What Surprised Manisha The Most About Dealing With Individual Clients [1:09:35]
Michael: So what surprised you the most of just the dynamics of dealing with individual clients versus where you'd come from in the institutional world?
Manisha: That the part I loved most was the conversations about money, meaning, purpose, life. You know, from a pure investment standpoint, you know, I believe in being debt-free. I believe in saving as much as you possibly can as early as you can. I believe in deeply living within your means. You know, the kinds of things that I feel like people need to have in place are straightforward. I mean, this is what I'll just...like, the analogy that comes to my mind is my dentist says this to me all the time. Like, it's like, "I can tell you floss." "Yes, I floss." He's like, "I'll tell you, if everybody flossed, I'd be out of business." And so, I kind of think about, that's my approach to being a financial advisor. I'm not saying that's the right approach, that's just my approach.
And so the part that I loved the most was about helping people create lives of financial well-being. I don't know if we'll have time to get to this or not, but, I mean, it's actually what brought me to where I currently am, where I...the question that dominates my days and that I am just...I really think all of this led up to was, what is the difference to being wealthy? W-E-A-L-T-H-Y. And what is the difference between that and being "wellthy," W-E-L-L-T-H-Y? But I'm fast-forwarding a number of years. At that time, what really surprised me was how much I enjoyed having those conversations, which after years of an exceptionally technical, you know, where I'm talking about Sharpe ratios and Treynor ratios and tracking error on a very regular basis, that that's the part I liked was a huge surprise.
How She Managed The Ups And Downs Of Her Advisory Firm While Going Through A Stressful Divorce [1:11:30]
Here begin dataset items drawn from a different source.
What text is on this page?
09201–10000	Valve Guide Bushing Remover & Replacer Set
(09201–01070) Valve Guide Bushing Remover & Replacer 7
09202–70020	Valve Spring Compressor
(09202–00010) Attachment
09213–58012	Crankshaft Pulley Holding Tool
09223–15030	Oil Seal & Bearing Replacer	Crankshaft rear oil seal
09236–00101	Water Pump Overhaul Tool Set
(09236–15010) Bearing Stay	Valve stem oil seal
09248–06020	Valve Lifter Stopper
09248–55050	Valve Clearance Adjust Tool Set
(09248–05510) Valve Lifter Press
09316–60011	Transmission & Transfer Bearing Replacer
Michael: So what was the next shift that came? You launched the advisory firm, you know, the RIA a couple of years into the MoneyZen platform by, you know, I'm trying to remember when it was, like, around 2015, give or take a little, when we had the, you know, fateful dinner at our little introverts' corner. You were tied in more directly with BAM ALLIANCE, I think, by that time. So what changed in the trajectory of the advisory firm?
Manisha: Well, my marriage fell apart. That was the primary catalyst. So I actually started the advisory firm in 2012, and in 2015 I was just about to sign the client that would...no, in 2014 I was just about to sign the client that would have pushed us over $50 million in 2 years. So I felt like, well, for a lifestyle business, we were heading in the right direction.
Michael: That's a phenomenal number. There are advisors that take 20 years to get to $50 million and half a million of recurring revenue at a 1% fee. Like, that's phenomenal growth trajectory.
Manisha: And I'll tell you, I look back and I don't think I had nearly the...because those numbers were so different than what I was used to in the institutional world, I did not realize the magnitude of the success that I was having.
Michael: Oh, right. Because institutional world, this was like $6 billion in a couple of years. I guess the scales are a little different.
Manisha: And my mind hadn't shifted yet to that world. And because I had employees, the revenue wasn't generating the level of profits that it would have been if I were truly a solo. You know, I've got my TAMP fees and then I had a full-time employee. And then, because of the media stuff I needed help with, I also had an assistant to help with that. So it's not like it was a wildly profitable endeavor at those levels.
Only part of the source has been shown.